An IMF staff report leaked on Wednesday indicates that the Fund has misgivings about declaring China’s renminbi ready for inclusion in the official basket of world reserve currencies (SDR), currently comprised of the dollar, euro, pound, and yen. The IMF reviews the composition of the SDR every five years, and a decision on the renminbi is due later this year. From the FT:
China’s leadership has been pushing for the addition of the renminbi, which would serve as recognition of the currency’s rising global status and a signal to the world’s central banks that renminbi assets are a solid investment. Christine Lagarde, IMF managing director, has said the renminbi’s inclusion is a “matter of when, not if”. […]

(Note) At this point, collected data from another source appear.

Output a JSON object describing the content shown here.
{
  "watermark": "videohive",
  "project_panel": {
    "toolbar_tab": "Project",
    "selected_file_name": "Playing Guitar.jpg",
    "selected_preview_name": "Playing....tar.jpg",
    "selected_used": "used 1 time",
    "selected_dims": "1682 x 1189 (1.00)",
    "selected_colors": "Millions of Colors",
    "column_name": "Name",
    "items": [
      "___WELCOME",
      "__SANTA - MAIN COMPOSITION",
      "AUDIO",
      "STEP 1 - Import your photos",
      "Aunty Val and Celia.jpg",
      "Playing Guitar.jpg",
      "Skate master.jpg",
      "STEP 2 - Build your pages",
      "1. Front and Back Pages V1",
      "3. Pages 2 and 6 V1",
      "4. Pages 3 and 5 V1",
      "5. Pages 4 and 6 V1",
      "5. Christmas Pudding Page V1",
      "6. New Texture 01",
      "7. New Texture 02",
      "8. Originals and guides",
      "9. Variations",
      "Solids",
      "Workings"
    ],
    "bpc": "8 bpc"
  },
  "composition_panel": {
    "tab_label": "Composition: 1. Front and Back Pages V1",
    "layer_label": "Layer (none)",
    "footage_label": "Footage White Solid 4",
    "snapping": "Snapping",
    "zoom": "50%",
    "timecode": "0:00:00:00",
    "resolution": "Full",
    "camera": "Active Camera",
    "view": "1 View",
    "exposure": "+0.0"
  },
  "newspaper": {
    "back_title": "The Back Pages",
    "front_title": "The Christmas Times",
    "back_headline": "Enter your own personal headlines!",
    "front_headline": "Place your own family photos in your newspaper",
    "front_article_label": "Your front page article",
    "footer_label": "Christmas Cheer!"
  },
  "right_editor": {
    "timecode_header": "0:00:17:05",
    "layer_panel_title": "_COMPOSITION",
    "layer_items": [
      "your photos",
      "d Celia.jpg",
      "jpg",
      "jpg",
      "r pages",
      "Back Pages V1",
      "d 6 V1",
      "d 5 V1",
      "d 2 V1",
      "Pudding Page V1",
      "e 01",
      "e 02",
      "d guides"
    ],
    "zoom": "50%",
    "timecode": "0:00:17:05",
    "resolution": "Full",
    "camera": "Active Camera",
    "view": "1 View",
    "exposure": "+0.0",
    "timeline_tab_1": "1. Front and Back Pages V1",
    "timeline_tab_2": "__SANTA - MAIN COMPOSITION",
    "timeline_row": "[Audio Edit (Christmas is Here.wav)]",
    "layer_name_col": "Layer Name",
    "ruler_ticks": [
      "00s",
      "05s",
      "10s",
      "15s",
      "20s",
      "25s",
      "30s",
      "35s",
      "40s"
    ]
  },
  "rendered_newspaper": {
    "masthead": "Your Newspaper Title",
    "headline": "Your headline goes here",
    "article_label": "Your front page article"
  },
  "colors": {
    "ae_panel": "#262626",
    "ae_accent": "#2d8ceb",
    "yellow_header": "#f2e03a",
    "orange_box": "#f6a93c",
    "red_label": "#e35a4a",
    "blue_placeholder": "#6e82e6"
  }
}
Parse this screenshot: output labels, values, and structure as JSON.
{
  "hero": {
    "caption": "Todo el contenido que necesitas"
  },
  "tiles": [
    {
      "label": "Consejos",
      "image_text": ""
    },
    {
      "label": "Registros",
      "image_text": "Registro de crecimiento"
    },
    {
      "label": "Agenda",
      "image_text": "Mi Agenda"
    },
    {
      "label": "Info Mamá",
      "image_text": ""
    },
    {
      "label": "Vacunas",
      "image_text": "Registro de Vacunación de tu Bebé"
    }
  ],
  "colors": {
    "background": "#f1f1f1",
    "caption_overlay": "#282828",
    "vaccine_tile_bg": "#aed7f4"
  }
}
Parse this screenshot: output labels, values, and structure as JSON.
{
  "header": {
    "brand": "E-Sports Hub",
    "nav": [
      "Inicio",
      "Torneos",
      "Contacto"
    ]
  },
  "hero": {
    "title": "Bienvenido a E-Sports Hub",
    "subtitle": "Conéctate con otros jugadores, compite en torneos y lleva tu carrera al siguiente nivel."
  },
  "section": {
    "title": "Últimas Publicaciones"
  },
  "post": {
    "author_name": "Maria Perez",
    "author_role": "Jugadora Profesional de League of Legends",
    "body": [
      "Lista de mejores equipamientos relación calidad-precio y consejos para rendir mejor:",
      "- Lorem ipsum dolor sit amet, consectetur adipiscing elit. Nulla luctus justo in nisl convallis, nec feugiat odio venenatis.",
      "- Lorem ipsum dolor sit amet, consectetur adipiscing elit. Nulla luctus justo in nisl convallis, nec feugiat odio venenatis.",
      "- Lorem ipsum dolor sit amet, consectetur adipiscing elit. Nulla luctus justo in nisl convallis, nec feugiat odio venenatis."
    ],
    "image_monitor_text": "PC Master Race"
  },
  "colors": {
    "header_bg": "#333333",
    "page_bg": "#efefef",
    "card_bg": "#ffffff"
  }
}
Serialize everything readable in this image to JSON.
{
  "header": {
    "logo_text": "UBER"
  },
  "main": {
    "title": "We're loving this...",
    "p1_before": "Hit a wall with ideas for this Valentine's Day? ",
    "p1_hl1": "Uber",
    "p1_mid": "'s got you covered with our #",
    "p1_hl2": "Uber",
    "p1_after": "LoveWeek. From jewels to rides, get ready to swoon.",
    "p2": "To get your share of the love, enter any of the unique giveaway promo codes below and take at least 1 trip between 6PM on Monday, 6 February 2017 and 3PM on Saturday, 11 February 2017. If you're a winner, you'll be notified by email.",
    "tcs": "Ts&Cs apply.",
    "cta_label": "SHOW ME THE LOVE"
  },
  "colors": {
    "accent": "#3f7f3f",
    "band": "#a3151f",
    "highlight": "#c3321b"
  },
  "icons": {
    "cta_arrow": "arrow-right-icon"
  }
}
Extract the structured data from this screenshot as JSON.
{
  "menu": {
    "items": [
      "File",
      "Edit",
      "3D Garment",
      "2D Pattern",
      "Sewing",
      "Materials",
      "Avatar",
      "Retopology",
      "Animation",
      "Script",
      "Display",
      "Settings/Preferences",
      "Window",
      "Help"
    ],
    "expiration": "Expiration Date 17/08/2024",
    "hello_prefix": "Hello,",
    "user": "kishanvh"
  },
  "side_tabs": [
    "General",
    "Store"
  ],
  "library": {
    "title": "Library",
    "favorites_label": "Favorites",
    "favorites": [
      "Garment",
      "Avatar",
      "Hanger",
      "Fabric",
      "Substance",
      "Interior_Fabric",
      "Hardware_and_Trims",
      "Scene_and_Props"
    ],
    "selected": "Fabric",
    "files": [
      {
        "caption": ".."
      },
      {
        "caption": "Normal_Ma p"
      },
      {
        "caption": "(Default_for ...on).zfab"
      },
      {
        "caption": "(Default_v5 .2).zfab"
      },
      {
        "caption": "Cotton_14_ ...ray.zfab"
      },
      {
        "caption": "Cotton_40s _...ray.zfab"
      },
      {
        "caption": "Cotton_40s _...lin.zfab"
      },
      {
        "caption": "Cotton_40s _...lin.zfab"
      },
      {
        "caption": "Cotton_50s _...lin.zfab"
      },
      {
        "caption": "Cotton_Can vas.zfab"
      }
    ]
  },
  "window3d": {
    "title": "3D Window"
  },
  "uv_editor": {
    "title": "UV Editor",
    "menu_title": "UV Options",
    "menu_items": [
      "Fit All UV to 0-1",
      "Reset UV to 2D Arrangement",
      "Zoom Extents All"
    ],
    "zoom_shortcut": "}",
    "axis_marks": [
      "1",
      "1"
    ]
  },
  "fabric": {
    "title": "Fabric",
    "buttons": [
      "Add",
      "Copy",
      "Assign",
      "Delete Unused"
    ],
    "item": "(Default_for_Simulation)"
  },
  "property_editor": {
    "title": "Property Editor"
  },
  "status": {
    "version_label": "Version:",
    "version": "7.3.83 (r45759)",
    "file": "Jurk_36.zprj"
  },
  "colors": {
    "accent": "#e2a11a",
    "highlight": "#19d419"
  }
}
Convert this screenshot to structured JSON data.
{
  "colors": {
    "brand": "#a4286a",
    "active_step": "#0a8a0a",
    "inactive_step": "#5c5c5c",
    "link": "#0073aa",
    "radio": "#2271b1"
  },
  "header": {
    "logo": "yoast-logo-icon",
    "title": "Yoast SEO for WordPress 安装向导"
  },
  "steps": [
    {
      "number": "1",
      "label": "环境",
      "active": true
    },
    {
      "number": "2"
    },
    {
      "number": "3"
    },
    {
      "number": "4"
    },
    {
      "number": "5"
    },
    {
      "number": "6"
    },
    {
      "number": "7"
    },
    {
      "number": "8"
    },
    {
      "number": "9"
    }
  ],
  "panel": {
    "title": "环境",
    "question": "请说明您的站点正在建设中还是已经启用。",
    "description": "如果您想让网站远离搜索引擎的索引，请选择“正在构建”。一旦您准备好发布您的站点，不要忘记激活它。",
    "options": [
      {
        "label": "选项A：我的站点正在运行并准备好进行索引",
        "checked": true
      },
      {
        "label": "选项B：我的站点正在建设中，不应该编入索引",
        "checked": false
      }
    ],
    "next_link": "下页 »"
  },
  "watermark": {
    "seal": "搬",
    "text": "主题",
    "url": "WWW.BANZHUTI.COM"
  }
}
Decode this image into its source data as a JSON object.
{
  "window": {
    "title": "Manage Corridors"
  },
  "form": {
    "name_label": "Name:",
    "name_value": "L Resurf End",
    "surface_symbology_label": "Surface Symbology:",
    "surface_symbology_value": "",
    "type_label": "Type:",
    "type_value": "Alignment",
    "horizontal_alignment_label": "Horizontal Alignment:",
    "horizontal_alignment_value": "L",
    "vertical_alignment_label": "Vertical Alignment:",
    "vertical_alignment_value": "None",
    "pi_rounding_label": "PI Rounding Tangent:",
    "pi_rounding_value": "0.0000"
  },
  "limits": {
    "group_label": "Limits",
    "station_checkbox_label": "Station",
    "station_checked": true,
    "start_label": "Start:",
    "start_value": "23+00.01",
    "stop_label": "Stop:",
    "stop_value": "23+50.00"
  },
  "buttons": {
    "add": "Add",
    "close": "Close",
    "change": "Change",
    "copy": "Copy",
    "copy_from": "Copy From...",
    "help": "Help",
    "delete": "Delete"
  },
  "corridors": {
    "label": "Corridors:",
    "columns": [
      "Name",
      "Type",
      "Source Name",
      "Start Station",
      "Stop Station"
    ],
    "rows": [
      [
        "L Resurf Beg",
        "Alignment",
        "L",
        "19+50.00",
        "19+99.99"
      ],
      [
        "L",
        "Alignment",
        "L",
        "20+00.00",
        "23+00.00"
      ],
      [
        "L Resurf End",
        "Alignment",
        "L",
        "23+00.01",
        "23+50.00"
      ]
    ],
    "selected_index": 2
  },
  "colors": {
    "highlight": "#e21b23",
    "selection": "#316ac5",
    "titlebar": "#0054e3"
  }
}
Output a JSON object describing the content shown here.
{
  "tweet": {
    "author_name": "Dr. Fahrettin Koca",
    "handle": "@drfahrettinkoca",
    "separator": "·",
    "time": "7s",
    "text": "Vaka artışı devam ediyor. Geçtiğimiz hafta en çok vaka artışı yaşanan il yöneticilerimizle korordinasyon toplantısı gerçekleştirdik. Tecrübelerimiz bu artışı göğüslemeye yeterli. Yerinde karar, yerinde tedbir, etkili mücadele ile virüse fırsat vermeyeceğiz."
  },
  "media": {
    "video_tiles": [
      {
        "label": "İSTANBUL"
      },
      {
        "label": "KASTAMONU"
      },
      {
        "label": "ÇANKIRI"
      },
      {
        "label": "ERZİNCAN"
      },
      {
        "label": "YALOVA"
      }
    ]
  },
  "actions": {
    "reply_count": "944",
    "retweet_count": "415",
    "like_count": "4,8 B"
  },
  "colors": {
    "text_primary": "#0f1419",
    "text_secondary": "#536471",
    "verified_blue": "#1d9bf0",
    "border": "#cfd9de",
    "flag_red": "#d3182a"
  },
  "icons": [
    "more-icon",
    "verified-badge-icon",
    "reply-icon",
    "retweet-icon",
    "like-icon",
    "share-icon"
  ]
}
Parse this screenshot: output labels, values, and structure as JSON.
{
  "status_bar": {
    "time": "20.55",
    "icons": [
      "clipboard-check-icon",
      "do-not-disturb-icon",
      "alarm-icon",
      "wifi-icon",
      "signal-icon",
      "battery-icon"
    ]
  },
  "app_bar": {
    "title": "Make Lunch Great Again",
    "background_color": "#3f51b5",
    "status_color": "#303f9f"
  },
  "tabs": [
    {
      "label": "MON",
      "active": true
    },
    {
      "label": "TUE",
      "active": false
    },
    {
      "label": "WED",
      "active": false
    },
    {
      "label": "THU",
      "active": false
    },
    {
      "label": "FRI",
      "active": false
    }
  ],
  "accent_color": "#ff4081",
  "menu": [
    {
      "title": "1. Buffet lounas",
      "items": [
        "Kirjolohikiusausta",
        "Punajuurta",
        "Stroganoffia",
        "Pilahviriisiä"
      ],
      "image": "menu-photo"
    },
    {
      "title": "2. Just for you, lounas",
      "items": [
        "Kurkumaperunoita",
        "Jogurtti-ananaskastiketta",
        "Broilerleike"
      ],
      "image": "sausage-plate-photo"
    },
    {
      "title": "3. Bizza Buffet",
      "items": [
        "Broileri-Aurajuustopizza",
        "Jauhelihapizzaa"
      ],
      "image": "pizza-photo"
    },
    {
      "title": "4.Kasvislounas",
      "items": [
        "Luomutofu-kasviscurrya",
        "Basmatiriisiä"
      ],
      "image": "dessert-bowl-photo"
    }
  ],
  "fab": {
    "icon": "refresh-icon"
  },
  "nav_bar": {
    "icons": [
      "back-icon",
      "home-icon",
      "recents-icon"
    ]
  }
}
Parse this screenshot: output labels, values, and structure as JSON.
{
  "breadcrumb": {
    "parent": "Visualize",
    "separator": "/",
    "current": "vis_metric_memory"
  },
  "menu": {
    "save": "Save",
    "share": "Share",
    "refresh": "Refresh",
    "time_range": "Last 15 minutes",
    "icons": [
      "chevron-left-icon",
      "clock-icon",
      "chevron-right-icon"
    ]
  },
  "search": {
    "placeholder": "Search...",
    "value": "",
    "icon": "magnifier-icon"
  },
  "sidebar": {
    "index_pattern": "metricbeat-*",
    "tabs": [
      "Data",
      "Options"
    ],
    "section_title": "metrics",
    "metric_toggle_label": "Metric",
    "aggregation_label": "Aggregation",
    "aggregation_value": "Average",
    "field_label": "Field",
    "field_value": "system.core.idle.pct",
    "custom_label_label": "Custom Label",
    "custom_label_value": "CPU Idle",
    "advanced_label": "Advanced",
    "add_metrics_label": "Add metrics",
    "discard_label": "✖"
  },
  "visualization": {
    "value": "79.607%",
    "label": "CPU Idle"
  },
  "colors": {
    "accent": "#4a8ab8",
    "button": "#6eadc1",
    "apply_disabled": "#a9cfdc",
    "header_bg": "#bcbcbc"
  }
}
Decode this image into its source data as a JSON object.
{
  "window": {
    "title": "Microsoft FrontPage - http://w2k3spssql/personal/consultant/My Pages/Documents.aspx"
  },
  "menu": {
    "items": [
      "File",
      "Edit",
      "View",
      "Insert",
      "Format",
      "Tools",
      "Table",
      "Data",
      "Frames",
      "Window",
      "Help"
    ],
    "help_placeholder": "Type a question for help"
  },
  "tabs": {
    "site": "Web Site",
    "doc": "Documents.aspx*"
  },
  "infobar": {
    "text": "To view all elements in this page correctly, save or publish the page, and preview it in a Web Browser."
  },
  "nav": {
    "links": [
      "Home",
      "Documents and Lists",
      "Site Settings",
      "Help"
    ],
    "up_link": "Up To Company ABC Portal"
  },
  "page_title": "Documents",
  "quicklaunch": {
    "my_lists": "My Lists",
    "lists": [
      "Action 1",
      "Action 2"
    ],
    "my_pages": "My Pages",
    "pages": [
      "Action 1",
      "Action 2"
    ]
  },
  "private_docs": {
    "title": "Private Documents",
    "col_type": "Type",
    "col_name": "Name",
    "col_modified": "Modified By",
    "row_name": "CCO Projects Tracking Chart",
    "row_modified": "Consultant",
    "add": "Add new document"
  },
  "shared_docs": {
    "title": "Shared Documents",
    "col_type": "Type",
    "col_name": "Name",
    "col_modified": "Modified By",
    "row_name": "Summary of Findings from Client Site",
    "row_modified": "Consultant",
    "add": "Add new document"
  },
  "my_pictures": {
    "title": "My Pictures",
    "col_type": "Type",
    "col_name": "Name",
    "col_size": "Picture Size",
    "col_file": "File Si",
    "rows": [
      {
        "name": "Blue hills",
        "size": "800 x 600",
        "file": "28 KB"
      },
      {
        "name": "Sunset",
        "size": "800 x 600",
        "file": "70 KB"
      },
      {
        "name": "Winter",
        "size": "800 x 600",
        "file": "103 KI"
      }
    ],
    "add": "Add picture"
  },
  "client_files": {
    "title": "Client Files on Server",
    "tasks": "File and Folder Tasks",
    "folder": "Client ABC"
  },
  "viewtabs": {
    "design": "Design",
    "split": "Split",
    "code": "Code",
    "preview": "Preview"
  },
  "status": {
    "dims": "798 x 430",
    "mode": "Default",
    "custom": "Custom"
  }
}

“Across a range of indicators, the renminbi is now exhibiting a significant degree of international use and trading. At the same time, the four freely usable currencies (already in the SDR) generally rank ahead of the renminbi,” the IMF staff said in the report.
IMF Director Christine Lagarde has recently indicated that Beijing’s interventions in its volatile stock markets will not influence the decision. China’s conspicuous meddling in its markets has sent ripples through international stock exchanges and raised concerns over the country’s economic outlook.
Though the decision is supposed to be based on technical merits, a political compromise appears to be emerging that gives a nod to U.S. concerns: the IMF may choose not to allow the renminbi in at this review, but could revisit the decision by the end of 2016 rather than waiting until the next scheduled review in 2020. Such a course of action may incentivize China to enact policy reforms that the U.S. is urging, changes that would further liberalize its cross-border investment flows and domestic interest rates.